Among the harmful effects of chemicals and substances contained in firecrackers and fireworks are:

• Cadmium, which may produce irritation of the lungs and influenza-like symptoms. If cadmium is inhaled, ingested or enters the body, it can accumulate and eventually damage the liver and kidneys. Accumulation of cadmium in the bones may cause a disease called "Itai-Itai" that can make bones brittle and lead to fractures. It is also a potential human carcinogen.

• Lead, which may affect the hematological profile of a person, including the central nervous system, and inhibit brain function. Exposure may also lead to developmental delays, growth retardation, behavioral effects and learning delays.

• Chromium, which may cause skin damage and hypersensitivity, nasal mucosa ulceration and nasal septum perforation. Long term exposures may lead to lung cancer.

• Aluminum, which has been noted to cause impaired memory, dementia and convulsions.

• Magnesium dust and fumes which when inhaled may irritate mucous membranes or upper respiratory tract and cause mental fume fever and deterioration of the central nervous system.

• Nitrates, Nitrite, Phosphates and Sulfates, which may cause dizziness, abdominal cramps, vomiting, bloody diarrhea, weakness and convulsion. Small repeated doses may lead to weakness, general depression, headache and mental impairment. Phosphates may produce an acute effect on the liver and can cause severe eye damage and may eventually affect the central nervous system. Sulfates are skin and mucous membrane irritant and corrosive; it may cause edema of the lungs and can produce respiratory paralysis.

• Carbon Monoxide, a colorless and odorless gas, which may cause euphoria, headache, eye irritation, narcosis, coma, and may be rapidly fatal after formulation leads to anoxia of brain, nervous system and heart.

• Copper dust fumes which, when inhaled, may cause irritation in the respiratory tract.
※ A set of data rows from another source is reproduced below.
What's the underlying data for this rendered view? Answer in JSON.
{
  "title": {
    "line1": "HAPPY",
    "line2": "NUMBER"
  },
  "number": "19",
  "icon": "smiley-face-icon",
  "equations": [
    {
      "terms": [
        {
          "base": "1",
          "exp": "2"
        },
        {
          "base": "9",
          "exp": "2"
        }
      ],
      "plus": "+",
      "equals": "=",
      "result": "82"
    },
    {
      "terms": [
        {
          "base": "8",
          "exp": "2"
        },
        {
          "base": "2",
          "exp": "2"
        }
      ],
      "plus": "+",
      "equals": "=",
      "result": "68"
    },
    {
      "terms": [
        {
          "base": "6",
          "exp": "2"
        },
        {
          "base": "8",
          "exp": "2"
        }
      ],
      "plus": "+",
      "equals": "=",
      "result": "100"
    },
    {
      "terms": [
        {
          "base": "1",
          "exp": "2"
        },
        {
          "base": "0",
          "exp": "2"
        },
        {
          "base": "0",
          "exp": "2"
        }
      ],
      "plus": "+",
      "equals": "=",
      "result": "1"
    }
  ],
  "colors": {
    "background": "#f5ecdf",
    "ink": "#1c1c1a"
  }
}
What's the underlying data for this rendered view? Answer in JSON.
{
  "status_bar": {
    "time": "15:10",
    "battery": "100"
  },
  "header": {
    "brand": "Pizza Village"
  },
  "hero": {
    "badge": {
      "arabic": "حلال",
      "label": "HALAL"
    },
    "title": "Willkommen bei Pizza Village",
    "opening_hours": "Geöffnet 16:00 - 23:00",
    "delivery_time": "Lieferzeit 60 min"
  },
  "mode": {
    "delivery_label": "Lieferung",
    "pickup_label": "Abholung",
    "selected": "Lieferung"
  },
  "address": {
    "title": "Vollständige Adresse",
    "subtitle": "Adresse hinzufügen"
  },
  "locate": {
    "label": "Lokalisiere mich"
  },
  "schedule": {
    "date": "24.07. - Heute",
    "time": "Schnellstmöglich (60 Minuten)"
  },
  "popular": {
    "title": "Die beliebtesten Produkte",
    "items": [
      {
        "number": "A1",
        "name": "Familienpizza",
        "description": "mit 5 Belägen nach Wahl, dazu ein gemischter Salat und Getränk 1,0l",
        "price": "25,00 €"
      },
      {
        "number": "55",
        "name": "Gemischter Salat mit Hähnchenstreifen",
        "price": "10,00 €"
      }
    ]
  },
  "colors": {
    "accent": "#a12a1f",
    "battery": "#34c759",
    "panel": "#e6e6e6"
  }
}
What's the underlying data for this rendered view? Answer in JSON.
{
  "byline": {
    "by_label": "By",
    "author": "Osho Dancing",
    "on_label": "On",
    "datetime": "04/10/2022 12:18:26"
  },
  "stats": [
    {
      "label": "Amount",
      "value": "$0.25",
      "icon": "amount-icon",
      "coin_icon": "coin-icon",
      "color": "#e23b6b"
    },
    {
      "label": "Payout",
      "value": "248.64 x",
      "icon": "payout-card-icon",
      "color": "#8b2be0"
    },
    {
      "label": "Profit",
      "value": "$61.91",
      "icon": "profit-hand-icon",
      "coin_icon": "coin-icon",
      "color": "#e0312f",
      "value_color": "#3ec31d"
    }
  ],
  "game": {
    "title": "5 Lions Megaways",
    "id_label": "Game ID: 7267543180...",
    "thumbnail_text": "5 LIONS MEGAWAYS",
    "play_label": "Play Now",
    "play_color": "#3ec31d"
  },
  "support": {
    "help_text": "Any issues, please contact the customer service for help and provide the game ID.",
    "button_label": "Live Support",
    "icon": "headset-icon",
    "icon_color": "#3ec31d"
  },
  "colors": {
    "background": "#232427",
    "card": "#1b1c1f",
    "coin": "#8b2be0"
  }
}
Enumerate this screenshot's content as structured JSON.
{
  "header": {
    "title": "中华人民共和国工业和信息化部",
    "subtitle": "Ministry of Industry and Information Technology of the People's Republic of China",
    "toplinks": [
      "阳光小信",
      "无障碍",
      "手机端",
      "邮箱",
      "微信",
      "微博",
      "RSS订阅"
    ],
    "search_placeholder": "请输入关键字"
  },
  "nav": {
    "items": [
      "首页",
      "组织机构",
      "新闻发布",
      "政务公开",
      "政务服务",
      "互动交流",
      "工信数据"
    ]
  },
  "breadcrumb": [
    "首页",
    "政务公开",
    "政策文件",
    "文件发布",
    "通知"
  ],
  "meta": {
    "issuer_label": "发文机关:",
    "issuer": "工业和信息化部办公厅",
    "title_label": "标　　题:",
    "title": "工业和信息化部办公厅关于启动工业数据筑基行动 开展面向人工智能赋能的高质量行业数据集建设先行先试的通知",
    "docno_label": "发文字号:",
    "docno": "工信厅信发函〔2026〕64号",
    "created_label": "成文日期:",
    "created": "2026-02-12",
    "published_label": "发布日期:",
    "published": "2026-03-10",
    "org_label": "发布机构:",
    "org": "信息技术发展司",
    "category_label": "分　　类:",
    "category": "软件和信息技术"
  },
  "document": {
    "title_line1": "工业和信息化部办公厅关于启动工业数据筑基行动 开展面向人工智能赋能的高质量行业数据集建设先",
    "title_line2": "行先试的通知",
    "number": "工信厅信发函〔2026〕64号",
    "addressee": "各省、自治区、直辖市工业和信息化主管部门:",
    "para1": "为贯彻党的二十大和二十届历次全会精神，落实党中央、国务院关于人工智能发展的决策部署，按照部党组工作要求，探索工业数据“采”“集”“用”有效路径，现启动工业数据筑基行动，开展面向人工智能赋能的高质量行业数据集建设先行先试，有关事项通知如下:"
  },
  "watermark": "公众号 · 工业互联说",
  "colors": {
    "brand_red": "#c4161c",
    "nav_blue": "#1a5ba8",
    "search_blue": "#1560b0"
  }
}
• Manganese dioxide fumes, which can cause lung irritation, pneumonia, with possible Parkinsonian symptoms, rigidity, muscular pains and tremor.

• Potassium irritation may lead to chemical pneumonitis and pulmonary edema. It may cause severe irritation of upper respiratory tract with cough, burns and breathing difficulty.

• Sodium, which may cause irritation of the mucous membranes of the nose, throat and respiratory tract.

• Zinc oxide fumes on lungs may cause mental fume fever symptoms like influenza, chills, fever, sweating and muscular weakness.

• Oxides of nitrogen and sulfur may reduce pulmonary function and mucosal irritation. Powerful irritants may cause respiratory damage.

And the health hazards from the chemicals let off by fireworks and firecrackers are only part of the overall risks that the explosions pose. Accidents from fireworks and firecracker explosions can even cost the life and limbs of the victims. The DOH has been consistently reminding people that -

1. The use of fireworks and firecrackers is dangerous.

2. All fireworks and firecrackers are not for children.

3. It is better to keep away from people using fireworks and firecrackers.

4. One shall never pick up unexploded firecrackers.

5. In case of firecracker accident, immediate medical attention must be sought.